Un rapporto dell’Osservatorio fiscale europeo include Intesa Sanpaolo e Mps tra le banche europee che hanno fatto ricorso ai paradisi fiscali
Nascondere i profitti nei paradisi fiscali resta sempre una delle soluzioni più seguite dalle società di tutto il mondo e le banche non fanno eccezione.
Tra queste, gli istituti europei non mancano all’appello e uno studio dell’Osservatorio fiscale europeo, l’organismo comunitario che si preoccupa di questioni legate alla tassazione, ha rivelato quante risorse sono state sottratte al fisco europeo e quali sono le banche italiane coinvolte. Il report analizza l’evoluzione dell’attività dei maggiori 36 istituti europei tra il 2014 e il 2020, ovvero da quanto sono disponibili i dati divisi per paesi.
I ’campioni’ dell’evasione
Secondo il report dell’Osservatorio, sono 36 le banche europee che ricorrono ai paradisi fiscali per registrare i loro profitti, valutando l’evasione complessiva pari a 20 miliardi ogni anno.
Tra le banche italiane la prima risulta Monte dei Paschi di Siena con il suo secondo posto e oltre il 50% dei profitti registrati, mentre Intesa Sanpaolo si colloca al decimo posto con il 10%. Entrambe risultano, dunque, nei primi 10 istituti europei a eludere il fisco.
Nonostante l’introduzione nel 2014 della rendicontazione obbligatoria Paese per Paese, pensato quale strumento di trasparenza per frenare il fenomeno, addirittura otto istituti hanno aumentato la percentuale di utili contabilizzati in questi paesi.

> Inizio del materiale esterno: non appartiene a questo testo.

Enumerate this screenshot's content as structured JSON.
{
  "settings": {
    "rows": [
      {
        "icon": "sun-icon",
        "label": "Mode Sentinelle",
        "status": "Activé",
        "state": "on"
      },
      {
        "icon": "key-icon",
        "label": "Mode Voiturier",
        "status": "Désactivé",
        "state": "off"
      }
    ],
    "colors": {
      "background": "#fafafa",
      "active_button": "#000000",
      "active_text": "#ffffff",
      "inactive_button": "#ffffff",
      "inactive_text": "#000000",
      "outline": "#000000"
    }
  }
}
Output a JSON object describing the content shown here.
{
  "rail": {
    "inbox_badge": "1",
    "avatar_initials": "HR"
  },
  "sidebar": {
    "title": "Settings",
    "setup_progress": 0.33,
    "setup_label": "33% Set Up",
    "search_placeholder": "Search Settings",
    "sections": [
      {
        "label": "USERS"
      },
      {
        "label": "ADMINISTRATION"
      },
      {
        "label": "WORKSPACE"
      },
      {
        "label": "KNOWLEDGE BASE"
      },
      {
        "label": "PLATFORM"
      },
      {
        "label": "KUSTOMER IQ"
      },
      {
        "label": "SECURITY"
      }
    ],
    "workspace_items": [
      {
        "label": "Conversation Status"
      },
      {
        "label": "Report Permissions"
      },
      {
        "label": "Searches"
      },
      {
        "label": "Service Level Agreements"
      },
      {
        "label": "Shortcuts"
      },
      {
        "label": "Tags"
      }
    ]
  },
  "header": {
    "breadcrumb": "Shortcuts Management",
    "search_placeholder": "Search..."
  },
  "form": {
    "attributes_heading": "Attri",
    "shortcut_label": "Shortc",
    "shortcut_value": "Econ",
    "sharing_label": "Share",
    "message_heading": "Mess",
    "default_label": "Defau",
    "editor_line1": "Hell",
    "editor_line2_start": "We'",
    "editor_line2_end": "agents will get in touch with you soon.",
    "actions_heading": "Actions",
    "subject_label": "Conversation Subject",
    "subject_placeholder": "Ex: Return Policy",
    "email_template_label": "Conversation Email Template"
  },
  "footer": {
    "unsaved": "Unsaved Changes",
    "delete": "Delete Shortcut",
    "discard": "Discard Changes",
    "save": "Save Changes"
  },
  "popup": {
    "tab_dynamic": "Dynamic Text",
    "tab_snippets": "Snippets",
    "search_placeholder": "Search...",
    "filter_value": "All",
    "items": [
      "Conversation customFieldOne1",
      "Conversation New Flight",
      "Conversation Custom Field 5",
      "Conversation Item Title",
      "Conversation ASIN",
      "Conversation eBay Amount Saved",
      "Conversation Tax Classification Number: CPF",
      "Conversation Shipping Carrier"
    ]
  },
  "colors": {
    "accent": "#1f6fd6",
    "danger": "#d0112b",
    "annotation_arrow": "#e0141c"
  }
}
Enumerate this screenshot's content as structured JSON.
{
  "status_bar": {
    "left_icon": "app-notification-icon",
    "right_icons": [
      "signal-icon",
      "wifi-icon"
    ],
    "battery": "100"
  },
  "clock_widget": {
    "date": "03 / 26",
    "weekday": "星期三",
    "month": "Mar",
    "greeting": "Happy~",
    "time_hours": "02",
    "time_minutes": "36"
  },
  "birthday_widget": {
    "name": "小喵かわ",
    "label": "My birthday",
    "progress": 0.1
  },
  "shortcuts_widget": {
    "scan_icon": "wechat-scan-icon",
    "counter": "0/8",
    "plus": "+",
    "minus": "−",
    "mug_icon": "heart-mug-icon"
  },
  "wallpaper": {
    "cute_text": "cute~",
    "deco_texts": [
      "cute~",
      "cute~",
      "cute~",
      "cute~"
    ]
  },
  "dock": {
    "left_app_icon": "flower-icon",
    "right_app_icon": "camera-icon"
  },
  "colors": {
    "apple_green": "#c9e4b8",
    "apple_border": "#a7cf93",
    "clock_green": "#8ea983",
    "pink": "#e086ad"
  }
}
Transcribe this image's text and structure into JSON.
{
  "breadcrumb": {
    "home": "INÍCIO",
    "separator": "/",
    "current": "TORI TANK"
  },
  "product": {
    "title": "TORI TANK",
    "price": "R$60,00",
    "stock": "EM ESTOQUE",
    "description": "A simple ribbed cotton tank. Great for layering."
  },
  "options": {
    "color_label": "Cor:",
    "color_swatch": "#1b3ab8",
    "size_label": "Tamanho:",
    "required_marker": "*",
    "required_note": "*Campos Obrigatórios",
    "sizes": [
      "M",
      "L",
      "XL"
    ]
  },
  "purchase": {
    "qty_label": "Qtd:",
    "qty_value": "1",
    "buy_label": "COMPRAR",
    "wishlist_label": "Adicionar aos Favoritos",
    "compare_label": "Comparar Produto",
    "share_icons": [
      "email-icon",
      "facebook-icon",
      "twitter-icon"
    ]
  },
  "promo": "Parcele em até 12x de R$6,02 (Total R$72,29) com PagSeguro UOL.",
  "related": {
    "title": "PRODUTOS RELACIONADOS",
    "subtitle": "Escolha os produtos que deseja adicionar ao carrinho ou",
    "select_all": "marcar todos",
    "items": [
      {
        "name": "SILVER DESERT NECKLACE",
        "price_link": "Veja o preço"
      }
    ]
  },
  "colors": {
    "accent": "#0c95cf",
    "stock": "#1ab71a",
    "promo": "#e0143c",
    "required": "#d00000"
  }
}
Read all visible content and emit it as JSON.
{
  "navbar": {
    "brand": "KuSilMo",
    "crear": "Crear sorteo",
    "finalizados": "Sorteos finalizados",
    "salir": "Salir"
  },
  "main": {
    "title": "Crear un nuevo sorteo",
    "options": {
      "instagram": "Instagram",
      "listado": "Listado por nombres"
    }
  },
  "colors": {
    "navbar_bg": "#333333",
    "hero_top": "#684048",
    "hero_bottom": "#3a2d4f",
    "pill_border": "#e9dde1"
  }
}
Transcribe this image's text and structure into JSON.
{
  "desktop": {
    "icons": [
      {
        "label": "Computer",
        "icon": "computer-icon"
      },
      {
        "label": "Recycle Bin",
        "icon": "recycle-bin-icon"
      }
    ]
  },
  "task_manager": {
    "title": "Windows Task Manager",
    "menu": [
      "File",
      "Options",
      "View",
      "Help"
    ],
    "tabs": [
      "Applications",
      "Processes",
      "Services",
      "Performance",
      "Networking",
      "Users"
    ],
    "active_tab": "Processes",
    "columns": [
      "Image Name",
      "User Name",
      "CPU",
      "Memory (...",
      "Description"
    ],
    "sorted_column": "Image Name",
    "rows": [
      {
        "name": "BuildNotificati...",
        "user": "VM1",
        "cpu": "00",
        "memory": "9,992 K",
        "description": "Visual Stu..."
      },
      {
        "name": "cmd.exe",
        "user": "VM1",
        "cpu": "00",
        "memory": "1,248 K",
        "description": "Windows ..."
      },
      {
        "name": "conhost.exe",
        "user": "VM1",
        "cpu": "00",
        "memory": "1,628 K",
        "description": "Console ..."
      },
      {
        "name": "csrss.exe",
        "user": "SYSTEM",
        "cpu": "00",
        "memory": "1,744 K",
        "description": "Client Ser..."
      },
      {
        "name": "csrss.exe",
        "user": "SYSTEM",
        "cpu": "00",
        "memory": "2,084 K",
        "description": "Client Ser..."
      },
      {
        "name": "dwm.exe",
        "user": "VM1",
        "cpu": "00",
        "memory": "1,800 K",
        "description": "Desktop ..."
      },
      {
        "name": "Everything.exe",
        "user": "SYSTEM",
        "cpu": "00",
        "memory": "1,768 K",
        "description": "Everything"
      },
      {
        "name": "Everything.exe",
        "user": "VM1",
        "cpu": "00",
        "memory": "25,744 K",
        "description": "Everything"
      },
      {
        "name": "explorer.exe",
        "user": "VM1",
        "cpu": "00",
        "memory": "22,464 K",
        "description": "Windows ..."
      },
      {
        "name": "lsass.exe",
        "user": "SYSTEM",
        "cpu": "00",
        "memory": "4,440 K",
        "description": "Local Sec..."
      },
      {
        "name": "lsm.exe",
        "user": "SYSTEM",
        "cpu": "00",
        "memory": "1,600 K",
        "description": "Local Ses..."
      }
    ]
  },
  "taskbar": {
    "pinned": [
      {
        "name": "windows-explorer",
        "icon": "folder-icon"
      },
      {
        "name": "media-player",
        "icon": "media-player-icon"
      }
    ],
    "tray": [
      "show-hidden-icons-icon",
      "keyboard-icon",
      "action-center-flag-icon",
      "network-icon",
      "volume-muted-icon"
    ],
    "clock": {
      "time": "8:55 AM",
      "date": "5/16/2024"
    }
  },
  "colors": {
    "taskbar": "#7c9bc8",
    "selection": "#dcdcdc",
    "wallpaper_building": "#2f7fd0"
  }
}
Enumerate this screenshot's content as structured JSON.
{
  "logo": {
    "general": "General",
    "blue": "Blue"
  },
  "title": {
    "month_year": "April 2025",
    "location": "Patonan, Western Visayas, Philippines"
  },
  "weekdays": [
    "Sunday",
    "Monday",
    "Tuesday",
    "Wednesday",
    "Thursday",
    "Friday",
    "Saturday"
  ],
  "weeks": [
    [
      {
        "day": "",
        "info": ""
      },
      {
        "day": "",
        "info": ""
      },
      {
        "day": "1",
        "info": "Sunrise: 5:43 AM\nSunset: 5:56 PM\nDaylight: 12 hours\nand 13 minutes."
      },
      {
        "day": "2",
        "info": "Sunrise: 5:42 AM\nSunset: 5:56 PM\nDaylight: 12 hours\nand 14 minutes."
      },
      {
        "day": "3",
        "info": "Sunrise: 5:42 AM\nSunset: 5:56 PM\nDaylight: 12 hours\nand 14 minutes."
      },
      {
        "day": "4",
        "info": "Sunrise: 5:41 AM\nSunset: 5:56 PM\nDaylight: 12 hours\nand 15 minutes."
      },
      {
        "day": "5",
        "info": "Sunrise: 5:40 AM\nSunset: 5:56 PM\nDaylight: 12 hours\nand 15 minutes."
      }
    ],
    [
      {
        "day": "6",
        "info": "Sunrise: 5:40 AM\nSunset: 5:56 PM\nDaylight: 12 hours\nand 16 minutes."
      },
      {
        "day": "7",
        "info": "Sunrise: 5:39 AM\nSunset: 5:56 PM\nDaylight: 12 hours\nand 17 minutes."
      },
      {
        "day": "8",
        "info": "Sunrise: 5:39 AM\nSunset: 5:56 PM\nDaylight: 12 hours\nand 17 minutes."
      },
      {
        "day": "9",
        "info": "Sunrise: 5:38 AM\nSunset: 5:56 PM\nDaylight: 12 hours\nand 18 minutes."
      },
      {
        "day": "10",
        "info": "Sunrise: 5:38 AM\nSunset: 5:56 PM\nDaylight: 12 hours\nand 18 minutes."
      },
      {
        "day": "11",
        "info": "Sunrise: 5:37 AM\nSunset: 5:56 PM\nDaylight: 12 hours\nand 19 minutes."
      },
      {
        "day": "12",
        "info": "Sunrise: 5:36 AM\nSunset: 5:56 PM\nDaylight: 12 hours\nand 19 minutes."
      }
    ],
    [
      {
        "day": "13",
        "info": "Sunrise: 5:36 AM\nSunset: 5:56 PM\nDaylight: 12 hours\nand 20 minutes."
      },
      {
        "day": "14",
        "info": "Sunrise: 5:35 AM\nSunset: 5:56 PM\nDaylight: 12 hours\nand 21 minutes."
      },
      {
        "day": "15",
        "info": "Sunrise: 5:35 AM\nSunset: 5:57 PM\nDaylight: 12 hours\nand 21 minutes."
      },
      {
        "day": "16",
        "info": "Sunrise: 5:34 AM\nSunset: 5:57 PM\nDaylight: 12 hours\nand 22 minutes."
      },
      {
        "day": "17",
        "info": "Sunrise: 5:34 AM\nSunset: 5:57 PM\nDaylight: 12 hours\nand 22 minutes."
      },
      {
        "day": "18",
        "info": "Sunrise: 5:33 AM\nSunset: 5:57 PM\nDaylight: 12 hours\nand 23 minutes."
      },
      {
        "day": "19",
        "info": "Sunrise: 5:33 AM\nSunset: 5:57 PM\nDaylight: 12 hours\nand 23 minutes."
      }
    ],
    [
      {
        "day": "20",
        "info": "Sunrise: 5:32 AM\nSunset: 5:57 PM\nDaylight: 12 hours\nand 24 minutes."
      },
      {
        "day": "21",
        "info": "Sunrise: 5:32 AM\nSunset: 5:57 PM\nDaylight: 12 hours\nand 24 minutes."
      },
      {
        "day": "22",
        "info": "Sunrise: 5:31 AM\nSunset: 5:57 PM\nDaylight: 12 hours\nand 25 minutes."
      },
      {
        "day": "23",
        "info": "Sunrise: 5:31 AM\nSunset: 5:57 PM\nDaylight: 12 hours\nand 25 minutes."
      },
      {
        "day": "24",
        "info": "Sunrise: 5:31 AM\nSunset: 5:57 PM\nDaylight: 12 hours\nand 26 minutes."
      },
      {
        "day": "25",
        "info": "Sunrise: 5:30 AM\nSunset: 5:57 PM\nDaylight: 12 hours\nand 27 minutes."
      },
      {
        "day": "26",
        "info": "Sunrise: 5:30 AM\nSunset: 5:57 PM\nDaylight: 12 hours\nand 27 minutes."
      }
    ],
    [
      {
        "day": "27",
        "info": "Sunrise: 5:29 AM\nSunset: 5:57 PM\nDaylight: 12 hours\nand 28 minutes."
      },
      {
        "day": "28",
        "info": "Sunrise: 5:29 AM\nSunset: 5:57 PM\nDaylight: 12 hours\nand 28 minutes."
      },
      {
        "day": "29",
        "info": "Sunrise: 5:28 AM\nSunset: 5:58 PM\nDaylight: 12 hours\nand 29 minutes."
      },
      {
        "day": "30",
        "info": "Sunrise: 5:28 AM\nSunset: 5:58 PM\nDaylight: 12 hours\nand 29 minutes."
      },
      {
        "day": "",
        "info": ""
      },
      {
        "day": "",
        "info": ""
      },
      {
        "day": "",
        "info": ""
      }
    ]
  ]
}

Si tratta delle italiane Mps (+19,4%) e Intesa Sanpaolo (+12,2%), a cui si aggiungono HSBC (+7,9%), Barclays (+4.3%), Nordea (+2,1%), BBVA (+1%), Banco Santander (+0.8%) e Rabobank (+0,7%).
Tra i paesi identificati dallo studio quali paradisi fiscali si trovano Bahamas, Bermuda, British Virgin Islands, Isole Cayman Islands, Guernsey, Gibilterra, Hong Kong, Irlanda, Isola di Man, Jersey, Kuwait, Lussemburgo, Macao, Malta, Mauritius, Panama e Qatar.
Un quadro variegato
La percentuale media dei profitti messi a bilancio dalle banche si aggira intorno al 20%, con punte che possono arrivare al 58%. Tra i casi analizzati dal report ci sono quelli di Hsbc, Deutsche Bank e SocGen, dove è elevata la presenza nelle giurisdizioni fiscali favorevoli. Se per Hsbc i profitti sono registrati soprattutto a Hong Kong, negli altri casi si ricorre a diverse giurisdizioni.
Poco omogeneo anche il tax rate effettivo che, partendo da un media del 20%, si passa dal minimo del 10% a massimi del 30%, con sette banche che riescono ad avere una percentuale inferiore al 15%.
Infine, i profitti sono particolarmente elevati laddove risulta elevato il rapporto con i dipendenti: 238 mila a testa rispetto ai 65 mila normalmente registrati nei Paesi a tassazione regolare.
Mentre le comunicazioni paese per paese che dovevano far luce sui meccanismi interni delle banche non hanno modificato l’atteggiamento nei confronti dei paradisi fiscali, conclude il report, si sottolinea l’esigenza di iniziative più ambiziose come l’aliquota minima globale del 25%.